I had new leads put on one of them and the other one needs new leads. I dropped the one I had done  so I may as well have it redone  because it does not read correctly.
It takes a very deep-rooted opinion to survive unexpressed

dadagoboi

Quote from: Dave W on February 13, 2016, 04:13:31 PM
He may buy pickup components from the same supplier as Artec but I seriously doubt he would risk his reputation by buying an Artec or an Epi and rewinding it. It wouldn't makes sense anyway, it would take more time to undo and clean one up than to wind a new one using new components. If I were in your shoes, I'd be very careful about saying that without proof. You and he are both small businessmen with reputations to protect.

I haven't heard his vintage reissue but I do like the sound of his replacement EB-AA Fatbucker as heard in this video.

Thanks, I don't need any advice on this subject and have no rep to protect.  I'm 70 with both feet on banana peels.  As I said I've visually A-B'd them.  It's easy to rewind those pickups, takes almost no time to cut the wire off and there's no potting.  I'd do it the same way, $16 for components can't be beat.

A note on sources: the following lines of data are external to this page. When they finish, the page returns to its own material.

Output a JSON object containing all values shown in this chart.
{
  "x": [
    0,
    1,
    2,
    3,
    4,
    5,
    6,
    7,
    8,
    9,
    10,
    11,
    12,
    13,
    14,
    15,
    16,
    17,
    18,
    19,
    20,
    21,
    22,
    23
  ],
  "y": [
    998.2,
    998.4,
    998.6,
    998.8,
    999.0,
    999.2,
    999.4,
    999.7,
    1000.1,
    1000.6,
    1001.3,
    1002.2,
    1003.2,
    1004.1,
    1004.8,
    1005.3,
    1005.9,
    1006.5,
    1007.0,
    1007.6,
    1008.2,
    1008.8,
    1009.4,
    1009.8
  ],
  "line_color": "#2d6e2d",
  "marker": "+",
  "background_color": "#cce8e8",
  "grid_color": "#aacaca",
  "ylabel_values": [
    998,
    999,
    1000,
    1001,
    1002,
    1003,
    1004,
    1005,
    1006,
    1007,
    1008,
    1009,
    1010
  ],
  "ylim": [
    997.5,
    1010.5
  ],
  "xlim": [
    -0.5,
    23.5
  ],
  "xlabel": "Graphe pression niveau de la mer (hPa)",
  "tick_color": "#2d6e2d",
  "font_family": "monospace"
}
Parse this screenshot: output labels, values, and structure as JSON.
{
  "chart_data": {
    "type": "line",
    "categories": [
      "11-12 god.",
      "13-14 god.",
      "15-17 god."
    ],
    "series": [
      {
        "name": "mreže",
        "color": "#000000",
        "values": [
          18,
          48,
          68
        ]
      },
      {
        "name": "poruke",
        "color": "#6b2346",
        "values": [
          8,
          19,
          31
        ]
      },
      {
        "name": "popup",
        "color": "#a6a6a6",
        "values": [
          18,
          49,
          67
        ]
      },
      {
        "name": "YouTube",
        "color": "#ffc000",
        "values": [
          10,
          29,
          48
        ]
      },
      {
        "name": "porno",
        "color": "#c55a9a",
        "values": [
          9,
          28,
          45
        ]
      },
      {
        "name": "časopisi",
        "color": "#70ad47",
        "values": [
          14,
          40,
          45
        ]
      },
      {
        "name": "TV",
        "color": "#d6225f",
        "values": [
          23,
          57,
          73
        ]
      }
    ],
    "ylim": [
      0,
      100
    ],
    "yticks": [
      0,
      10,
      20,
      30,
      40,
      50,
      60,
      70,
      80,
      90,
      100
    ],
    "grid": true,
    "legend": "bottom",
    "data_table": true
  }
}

I'm not casting aspersions on any of his other product, simply relating my experience with one of them.  Other than that my only problem is his supposed Gretsch 'cadillac green' restoration.  He used a metallic.

66Atlas

Did the ever actually produce a ripper with dual mudbuckers or was that just a promo/prototype thing? Regardless I think that would be a fun build.

Granny Gremlin

I think it's just that Ripper pups are technically Jr Mud (sidewinders like the mudbucker and generally very similar internally - just the magnet type and windings/guage differ).

This:


vs this:


(pics courtesy of Jules' site).

Quote from: uwe on April 17, 2014, 03:19:20 PM
Robert Plant and Jimmy Page (drummer and bassist of Deep Purple, Jake!)

Dave W

#14
The mud comes from the extreme overwinding. There's nothing muddy about the sidewinder design. The Ripper and Bicentennial Thunderbird pickups aren't the world's clearest pickups but I certainly wouldn't call them muddy.

Others: the Lace Holy Grail Strat pickups are sidewinders and they're anything but muddy. Likewise with the Lace PS900 series. Bill Lawrence designed and patented a sidewinder guitar pickup before he worked for Gibson, and he later sold a version for steel guitar; it was bright. The Gibson Les Paul and SG Futura models from the Gibson 2014 line had what they called a P90-H in the neck position; like the Lace PS900, it was also sidewinder humbucker that looked like a P90. It sounds clearer than regular P90. No doubt there are others out there.